After spending the last few years living in Dubai as a vegan, one thing has become increasingly difficult to argue with: for a city built on indulgence, excess, and the occasional architectural “How did they even do that?”, it is remarkably accommodating when it comes to plant-based eating.
My personal favourite vegan spot remains the ever-reliable Seva Table. Tucked away on an unassuming residential street like it’s actively trying to avoid being discovered, it feels less like a restaurant and more like a sanctuary of recalibration. The serene, Bali-esque setting is reason enough to almost take up residence here, but the food more than plays its part in keeping you captivated.
Elsewhere in the fully vegan ecosystem, there is a swathe of other equally impressive locations to choose from, such as Wild & The Moon, Planet Terra and Vegan Burger.

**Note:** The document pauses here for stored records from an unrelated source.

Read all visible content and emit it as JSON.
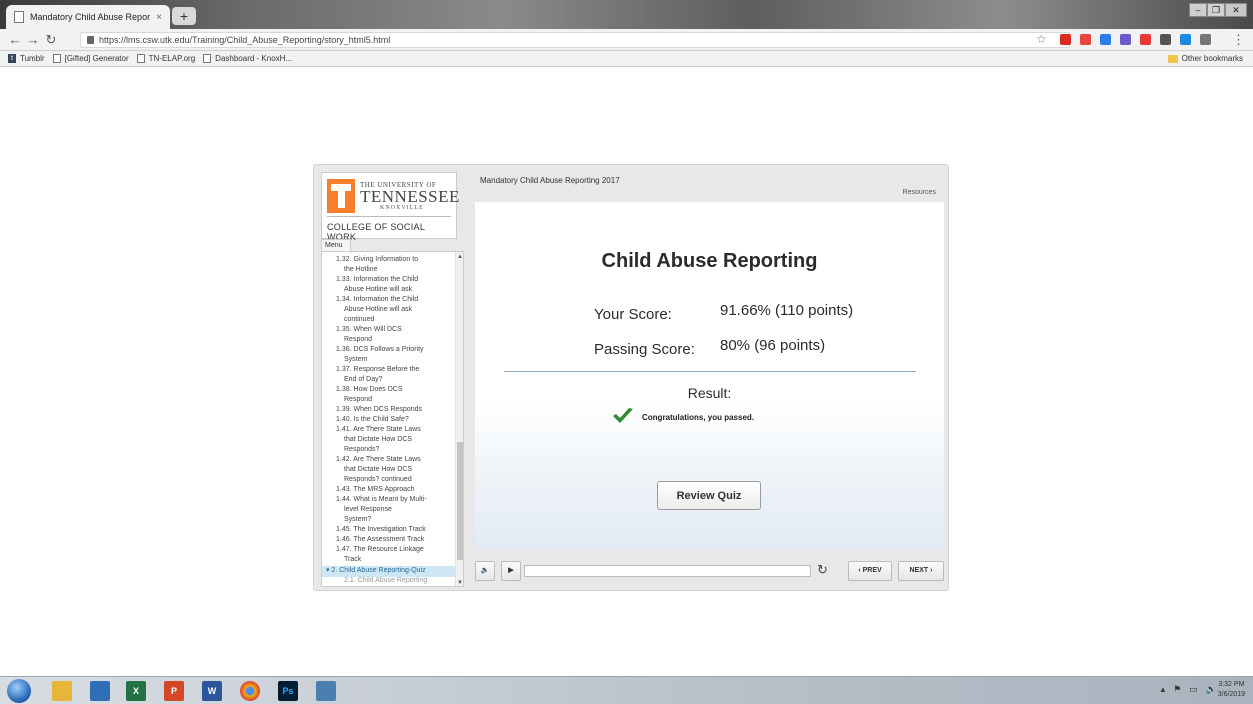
{
  "browser": {
    "tab_title": "Mandatory Child Abuse Reportin",
    "tab_close": "×",
    "new_tab": "+",
    "url": "https://lms.csw.utk.edu/Training/Child_Abuse_Reporting/story_html5.html",
    "bookmarks": [
      "Tumblr",
      "[Gifted] Generator",
      "TN-ELAP.org",
      "Dashboard - KnoxH..."
    ],
    "other_bookmarks": "Other bookmarks",
    "win_minimize": "–",
    "win_restore": "❐",
    "win_close": "✕"
  },
  "logo": {
    "university_of": "THE UNIVERSITY OF",
    "tennessee": "TENNESSEE",
    "knoxville": "KNOXVILLE",
    "college": "COLLEGE OF SOCIAL WORK"
  },
  "menu": {
    "tab_label": "Menu",
    "items": [
      {
        "text": "report",
        "type": "cont"
      },
      {
        "text": "1.32. Giving Information to",
        "type": "item"
      },
      {
        "text": "the Hotline",
        "type": "cont"
      },
      {
        "text": "1.33. Information the Child",
        "type": "item"
      },
      {
        "text": "Abuse Hotline will ask",
        "type": "cont"
      },
      {
        "text": "1.34. Information the Child",
        "type": "item"
      },
      {
        "text": "Abuse Hotline will ask",
        "type": "cont"
      },
      {
        "text": "continued",
        "type": "cont"
      },
      {
        "text": "1.35. When Will DCS",
        "type": "item"
      },
      {
        "text": "Respond",
        "type": "cont"
      },
      {
        "text": "1.36. DCS Follows a Priority",
        "type": "item"
      },
      {
        "text": "System",
        "type": "cont"
      },
      {
        "text": "1.37. Response Before the",
        "type": "item"
      },
      {
        "text": "End of Day?",
        "type": "cont"
      },
      {
        "text": "1.38. How Does DCS",
        "type": "item"
      },
      {
        "text": "Respond",
        "type": "cont"
      },
      {
        "text": "1.39. When DCS Responds",
        "type": "item"
      },
      {
        "text": "1.40. Is the Child Safe?",
        "type": "item"
      },
      {
        "text": "1.41. Are There State Laws",
        "type": "item"
      },
      {
        "text": "that Dictate How DCS",
        "type": "cont"
      },
      {
        "text": "Responds?",
        "type": "cont"
      },
      {
        "text": "1.42. Are There State Laws",
        "type": "item"
      },
      {
        "text": "that Dictate How DCS",
        "type": "cont"
      },
      {
        "text": "Responds? continued",
        "type": "cont"
      },
      {
        "text": "1.43. The MRS Approach",
        "type": "item"
      },
      {
        "text": "1.44. What is Meant by Multi-",
        "type": "item"
      },
      {
        "text": "level Response",
        "type": "cont"
      },
      {
        "text": "System?",
        "type": "cont"
      },
      {
        "text": "1.45. The Investigation Track",
        "type": "item"
      },
      {
        "text": "1.46. The Assessment Track",
        "type": "item"
      },
      {
        "text": "1.47. The Resource Linkage",
        "type": "item"
      },
      {
        "text": "Track",
        "type": "cont"
      },
      {
        "text": "▾ 2. Child Abuse Reporting-Quiz",
        "type": "section"
      },
      {
        "text": "2.1. Child Abuse Reporting",
        "type": "sub"
      }
    ]
  },
  "player": {
    "course_title": "Mandatory Child Abuse Reporting 2017",
    "resources": "Resources"
  },
  "slide": {
    "heading": "Child Abuse Reporting",
    "your_score_label": "Your Score:",
    "your_score_value": "91.66% (110 points)",
    "passing_score_label": "Passing Score:",
    "passing_score_value": "80% (96 points)",
    "result_label": "Result:",
    "passed_message": "Congratulations, you passed.",
    "review_button": "Review Quiz"
  },
  "controls": {
    "volume_icon": "🔈",
    "play_icon": "▶",
    "replay_icon": "↻",
    "prev": "‹ PREV",
    "next": "NEXT ›",
    "progress": 0
  },
  "taskbar": {
    "time": "3:32 PM",
    "date": "3/6/2019"
  }
}
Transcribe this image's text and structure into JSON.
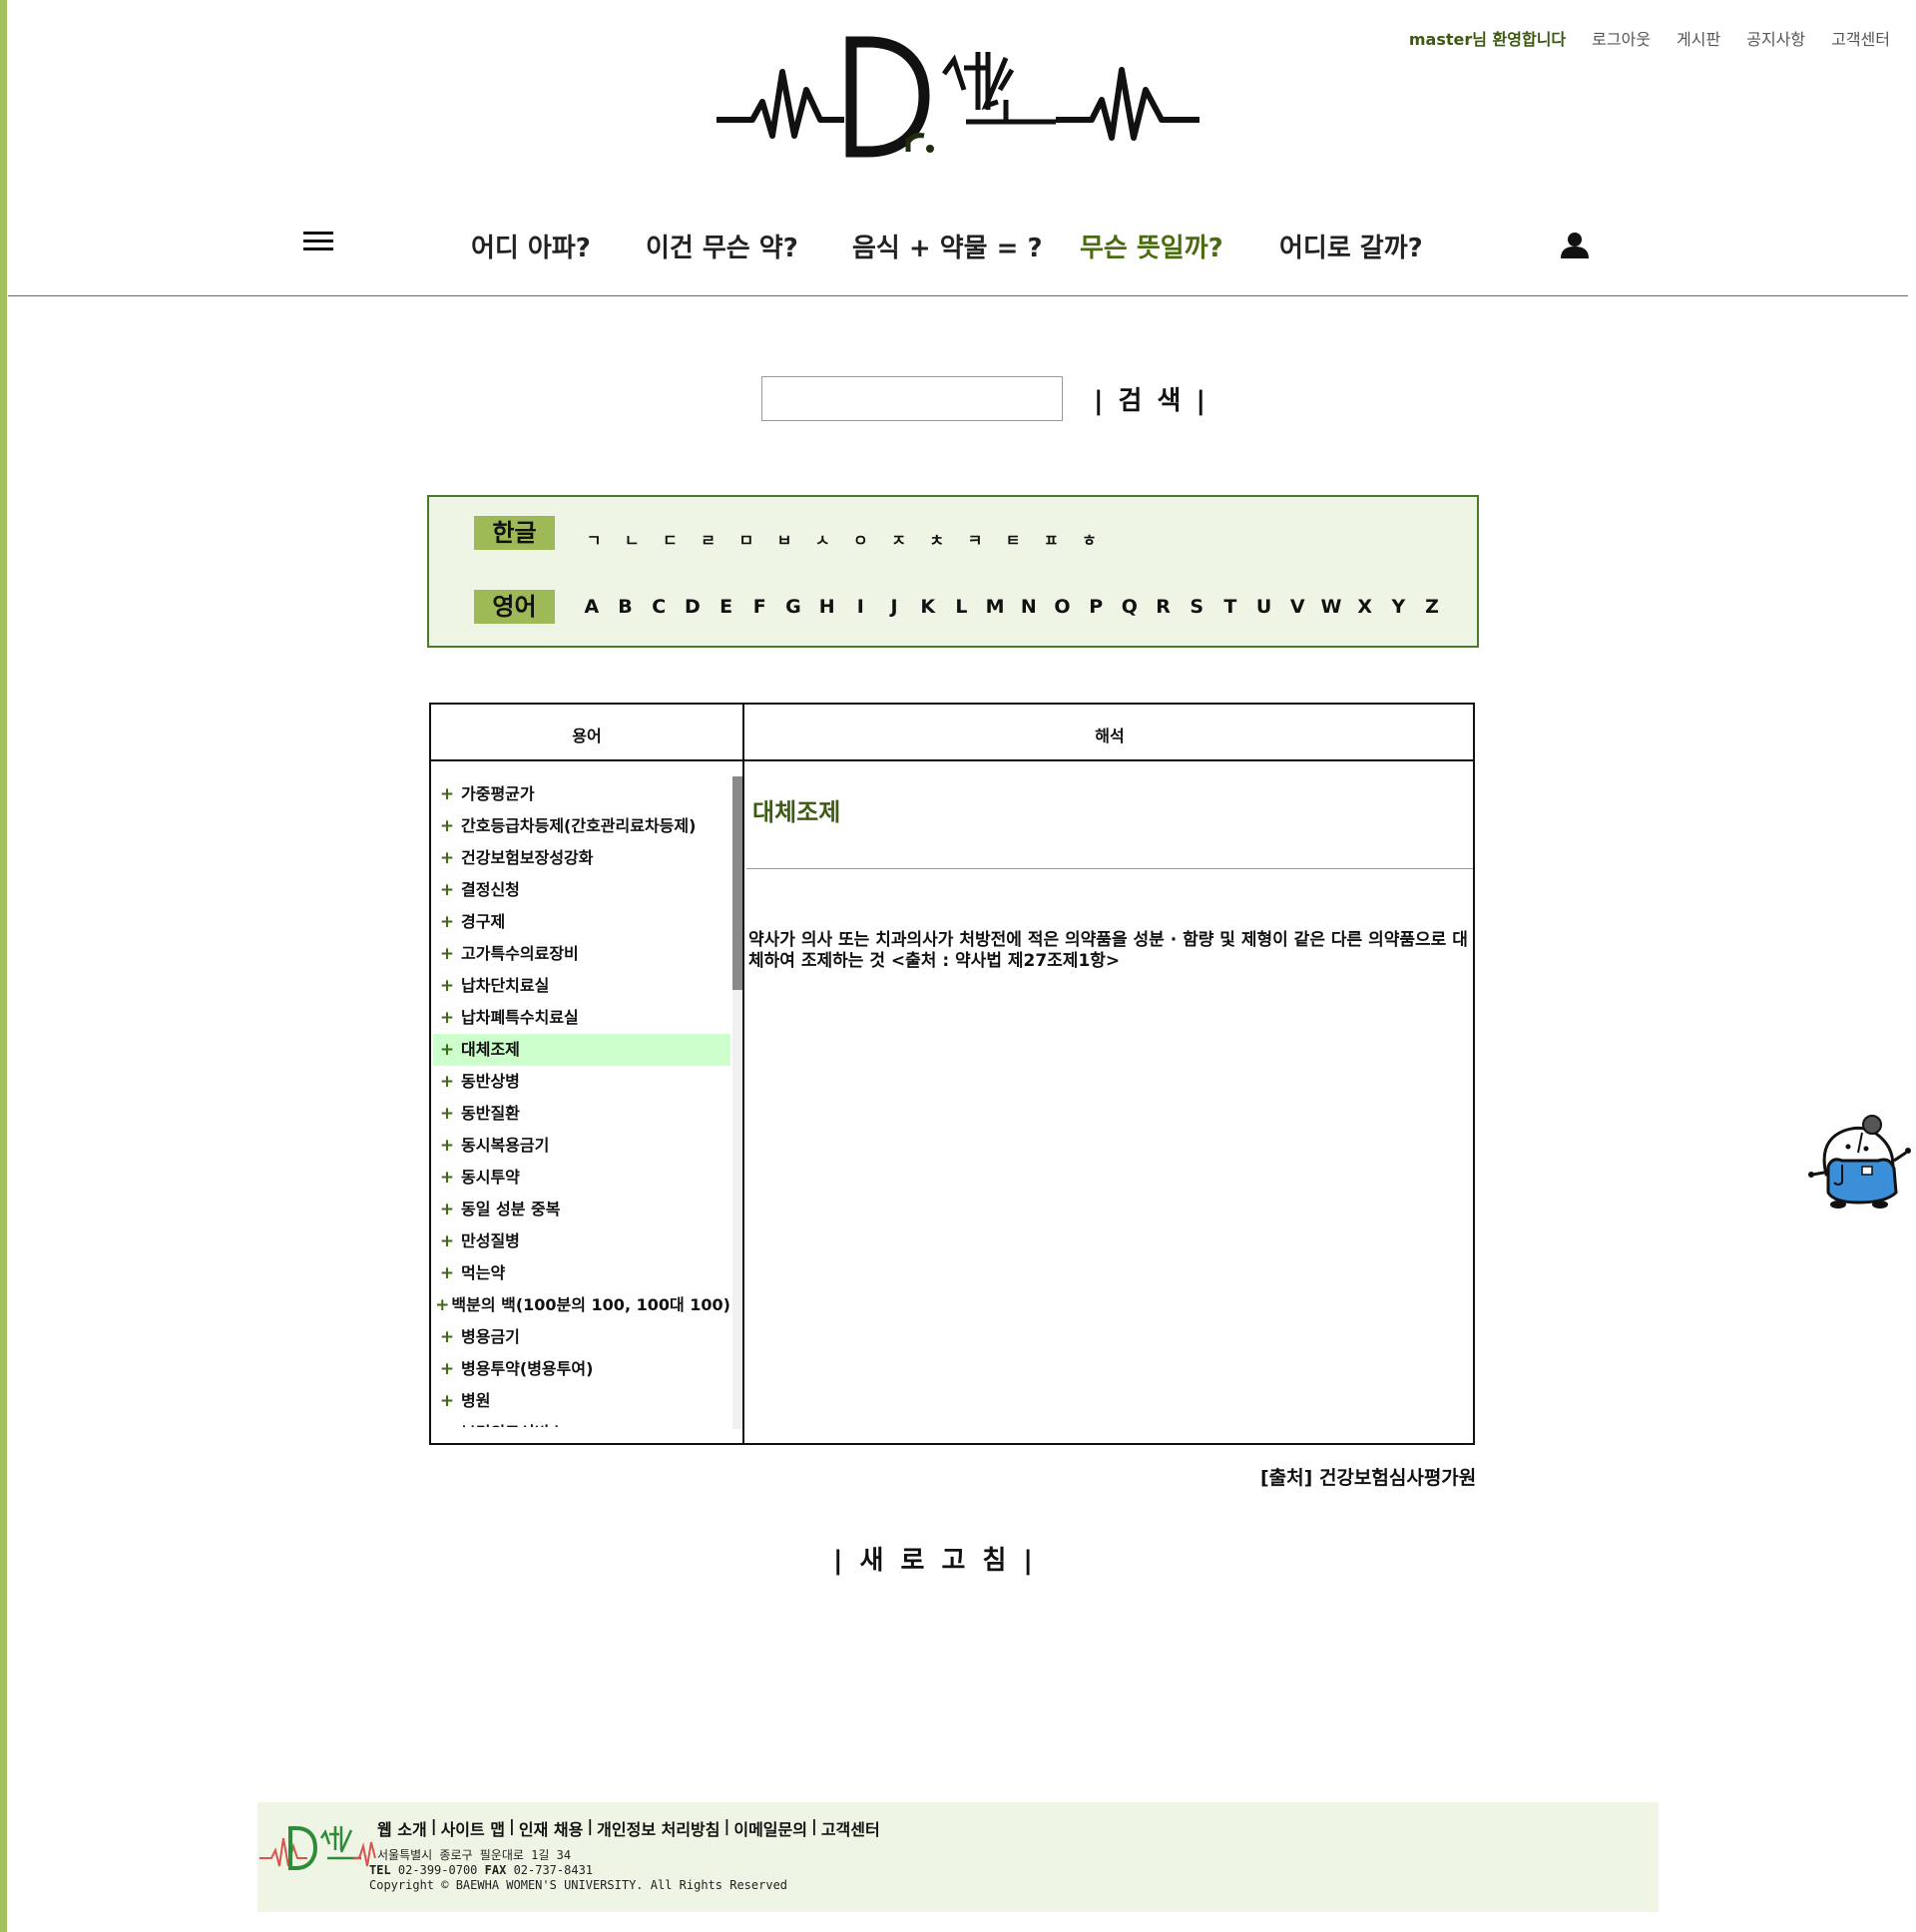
{
  "header": {
    "welcome": "master님 환영합니다",
    "links": [
      "로그아웃",
      "게시판",
      "공지사항",
      "고객센터"
    ]
  },
  "nav": {
    "items": [
      "어디 아파?",
      "이건 무슨 약?",
      "음식 + 약물 = ?",
      "무슨 뜻일까?",
      "어디로 갈까?"
    ],
    "active": "무슨 뜻일까?"
  },
  "search": {
    "value": "",
    "button": "| 검 색 |"
  },
  "alphabet": {
    "korean_label": "한글",
    "korean": [
      "ㄱ",
      "ㄴ",
      "ㄷ",
      "ㄹ",
      "ㅁ",
      "ㅂ",
      "ㅅ",
      "ㅇ",
      "ㅈ",
      "ㅊ",
      "ㅋ",
      "ㅌ",
      "ㅍ",
      "ㅎ"
    ],
    "english_label": "영어",
    "english": [
      "A",
      "B",
      "C",
      "D",
      "E",
      "F",
      "G",
      "H",
      "I",
      "J",
      "K",
      "L",
      "M",
      "N",
      "O",
      "P",
      "Q",
      "R",
      "S",
      "T",
      "U",
      "V",
      "W",
      "X",
      "Y",
      "Z"
    ]
  },
  "table": {
    "col_term": "용어",
    "col_desc": "해석",
    "terms": [
      "가중평균가",
      "간호등급차등제(간호관리료차등제)",
      "건강보험보장성강화",
      "결정신청",
      "경구제",
      "고가특수의료장비",
      "납차단치료실",
      "납차폐특수치료실",
      "대체조제",
      "동반상병",
      "동반질환",
      "동시복용금기",
      "동시투약",
      "동일 성분 중복",
      "만성질병",
      "먹는약",
      "백분의 백(100분의 100, 100대 100)",
      "병용금기",
      "병용투약(병용투여)",
      "병원",
      "보건의료서비스"
    ],
    "selected_index": 8,
    "detail_title": "대체조제",
    "detail_text": "약사가 의사 또는 치과의사가 처방전에 적은 의약품을 성분 · 함량 및 제형이 같은 다른 의약품으로 대체하여 조제하는 것 <출처 : 약사법 제27조제1항>"
  },
  "source": "[출처] 건강보험심사평가원",
  "refresh": "| 새 로 고 침 |",
  "footer": {
    "links": [
      "웹 소개",
      "사이트 맵",
      "인재 채용",
      "개인정보 처리방침",
      "이메일문의",
      "고객센터"
    ],
    "address": "서울특별시 종로구 필운대로 1길 34",
    "tel_label": "TEL",
    "tel": "02-399-0700",
    "fax_label": "FAX",
    "fax": "02-737-8431",
    "copyright": "Copyright © BAEWHA WOMEN'S UNIVERSITY. All Rights Reserved"
  },
  "colors": {
    "accent_green": "#a3c25d",
    "active_nav": "#4a6b10",
    "panel_bg": "#eef5e4",
    "selected_row": "#ccffcc"
  }
}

Each scratches a different itch: clean and virtuous bowls when I’m pretending to be disciplined and aggressively satisfying comfort food when I’ve abandoned all pretence (which is often).

One of the more quietly impressive aspects of eating vegan in Dubai is not the dedicated plant-based places but how unnecessary they often feel. Non-vegan restaurants here are, broadly speaking, far more competent than you might expect at accommodating dietary requirements. Vegan options are not only present but also usually labelled clearly and treated as more than an afterthought—which, in some cities, already feels like a minor miracle.
Where Dubai really leans into its personality, though, is in its buffet and brunch culture. It is almost a competitive sport at this point. The hotel brunch circuit in particular has become my unofficial weekend research project, and the standard is consistently higher than it has any right to be.
Standouts, thanks to their superior quality and outrageously expansive offerings, are Kalea, Hanaaya, LIV, Mina’s Kitchen and Feast Restaurant.
What’s most heartening isn’t just that vegan options exist, but that they are often given genuine real estate – mezze spreads, Indian selections, oriental stations, and made-to-order dishes rather than the usual lonely corner dish that looks like it’s been placed there out of obligation.

Indian cuisine, in particular, has become something of a recurring obsession. Dubai’s large expat community means the city is saturated with restaurants that either lean naturally vegan or can be nudged into vegan territory without protest.
There is something deeply satisfying about ordering what feels like an unreasonable amount of food and then slowly working through it like a strategic operation. A robust chole here, something indulgently fried there, and a series of dishes that somehow manage to make carbs layered with carbs feel like a reasonable design philosophy rather than a cry for help.
What has stood out most is the consistency. Even when expectations are cautiously lowered – especially with delivery timings that seem to operate on their own philosophical timeline – the food often arrives with more confidence than anticipated. Not everything is flawless, but even the near-misses tend to be interesting enough to justify the experiment. Perennial favourites in this sphere include I’ve found myself constantly rotating between Sukh Sagar Kitchen, Mohan Bhog, and Chaat Bazaar.

As much as I try, life can’t always be all-you-can-eat extravaganzas and takeaways. When it comes to the hoi polloi of everyday errands, grocery shopping is refreshingly uneventful in the best possible way. Supermarkets like Kibsons, Waitrose, Spinneys, Carrefour and Lulu Hypermarket stock a reliably expanding range of plant-based products – one of the foremost pioneers on this front being the UAE’s very own, homegrown Switch brand.
Perhaps the most interesting shift, though, is how quickly the scene continues to evolve. New venues, menu additions, and plant-based innovations appear with enough frequency that what felt “good enough” a year ago already feels slightly outdated. Dubai doesn’t move slowly when it decides it’s interested in something.
No city is flawless, and there are still gaps if you look closely enough. But overall, living here as a vegan has been far more straightforward – and far more enjoyable – than I expected. Between hotel brunches that treat plant-based food as a legitimate category rather than a concession, Indian restaurants that understand flavour is not optional, and a steady stream of new discoveries, it’s hard to complain.